It was a holiday weekend in the middle of the night. The booking area of the jail was a big, open, noisy pit with people sitting in plastic chairs, watching TV or on phones and the officers either behind desks or circling the perimeter. It was filling up. A staff member was completing initial mental health screenings in a corner of the open room, up on a platform and behind a computer. She had the electronic health record open to the mental health screening form and she was going through each “yes/no” question, reading from the computer screen and not looking at the recently arrested individual, a young man picked up on a possession charge.
“Are you currently taking any medications for mental health problems?” “No.”
“Have you ever been hospitalized for mental health reasons?” “No.”
“Are you currently thinking about hurting or killing yourself?” Pause. Swallow. “No.”
“Have you ever been treated for withdrawal from drugs or alcohol?” “No.”
She missed it. She missed the pause; she missed the swallow.

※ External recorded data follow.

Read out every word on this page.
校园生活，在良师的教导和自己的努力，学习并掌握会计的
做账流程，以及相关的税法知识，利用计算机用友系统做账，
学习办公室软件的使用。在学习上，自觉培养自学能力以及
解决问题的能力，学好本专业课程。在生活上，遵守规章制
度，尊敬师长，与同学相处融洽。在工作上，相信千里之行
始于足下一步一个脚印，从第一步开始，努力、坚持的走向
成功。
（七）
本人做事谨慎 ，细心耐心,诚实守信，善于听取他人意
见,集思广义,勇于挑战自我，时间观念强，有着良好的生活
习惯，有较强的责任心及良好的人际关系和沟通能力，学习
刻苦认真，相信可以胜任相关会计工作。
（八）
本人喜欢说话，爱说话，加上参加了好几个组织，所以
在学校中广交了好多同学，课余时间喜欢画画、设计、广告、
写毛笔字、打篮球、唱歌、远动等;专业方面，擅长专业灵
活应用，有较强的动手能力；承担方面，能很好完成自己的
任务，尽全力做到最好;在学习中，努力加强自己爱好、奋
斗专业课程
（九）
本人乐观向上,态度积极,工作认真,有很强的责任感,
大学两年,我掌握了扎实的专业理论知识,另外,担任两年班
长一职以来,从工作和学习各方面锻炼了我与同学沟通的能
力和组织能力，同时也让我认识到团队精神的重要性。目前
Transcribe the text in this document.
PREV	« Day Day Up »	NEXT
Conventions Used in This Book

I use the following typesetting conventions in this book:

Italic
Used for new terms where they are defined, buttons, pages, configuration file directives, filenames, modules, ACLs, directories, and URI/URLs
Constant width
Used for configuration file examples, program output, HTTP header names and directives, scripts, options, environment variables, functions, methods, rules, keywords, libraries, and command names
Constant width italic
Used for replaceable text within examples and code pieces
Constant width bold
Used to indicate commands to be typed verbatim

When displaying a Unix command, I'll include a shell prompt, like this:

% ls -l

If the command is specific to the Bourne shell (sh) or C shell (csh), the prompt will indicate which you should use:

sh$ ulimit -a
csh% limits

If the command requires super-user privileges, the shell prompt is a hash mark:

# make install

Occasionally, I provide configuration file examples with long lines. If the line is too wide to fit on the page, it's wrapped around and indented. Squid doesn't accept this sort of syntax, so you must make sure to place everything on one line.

She missed his nonverbal hesitation, his wide eyes, and his fear of being honest. He was thinking about hurting or killing himself but the answer he gave was, “No.” And the interview moved on, more intimate questions being asked in a public space by a staff member looking at a screen and not at the person being asked. Exactly the wrong set up. No privacy. No confidentiality. Rapid paced yes or no questions. No interest in the person being interviewed, just focus on completing a required form.
Sound familiar? Unfortunately, it is likely all too familiar in jails and prisons across the country.
Screening is one of the most important steps in identifying the needs of individuals entering our jails and prisons. It is step number one in determining who needs to be seen for further follow up and how soon they need to be seen. Unlike physical wounds and abnormal vital signs, there are not always clear objective markers of risk for mental health emergencies or mental health needs. We must rely on patient self-report and on subtle cues, like pauses and hesitations.
I have three basic recommendations for a supporting a successful screening:
- Conduct the screening in a private, confidential area.
The space where the person is being interviewed should be safe from being overheard and ideally free from being observed by other inmates/detainees. Standard safety protocols should be in place to ensure protection for the staff member and the patient, but there are ways to set up spaces so that the patient’s back is to an open room and noise protections are in place.
- Engage with the patient.
The staff member conducting the interview needs to read the question then look at the individual during the response. Ideally, the staff member should read the question, remember the question, and then ask it while looking at the individual. This allows for observation of the patient’s reaction to the question, the nonverbal response in conjunction with the verbal response. Should the patient’s response reveal issues of concern, there needs to be follow up.
- Use open ended questions.
Whenever possible, ask “When is the last time you…” instead of “Have you ever…” Asking “When is the last time you took medications for a mental health condition?” makes what we call a gentle assumption. It assumes that something is true. In this case, that the patient has taken psychotropic medications. This gentle assumption provides permission for the individual to share the details of his/her experience rather than having to admit something in the first place. For patients who have not taken medications in the past, the answer will be “never” but for those who have, there is a sense that taking medications is the norm and therefore safe to reveal.
Screening is the gateway to services and interventions. It is the triage point and possibly one of the most important assessments conducted in our settings. Let’s set it up for success.
What I have shared here is my opinion, based on my training, research and experience. I could have missed something or just be plain wrong. If you think I’ve got it wrong, please let me know why in the Comments.
Do you have any recommendations for effective mental health intake screenings? Please feel free to share.
Cynical take: Are these problems solely due to operational difficulties, or could a desire not to know play a role in how jails set these up? More confidentiality and more careful observation mean more referrals and more medical care for the jail to provide. Neither physicians nor psychologists are particularly cheap, and hospitals are even less so. The screening system described here sounds like something a lawyer (which I am) might design — maximum chance to document negative results that could be very helpful in litigation if the inmate commits self-harm and decides to sue.
Interesting take, Jason. Thank you for your thoughts. In my experience, the issue commonly arises from the fact that including MH screening at intake was an after-thought and not part of the original design in booking areas of jails. This results in having to place staff in inappropriate locations for screenings. Also, I’ve seen the failure to identify needs result in litigation as well.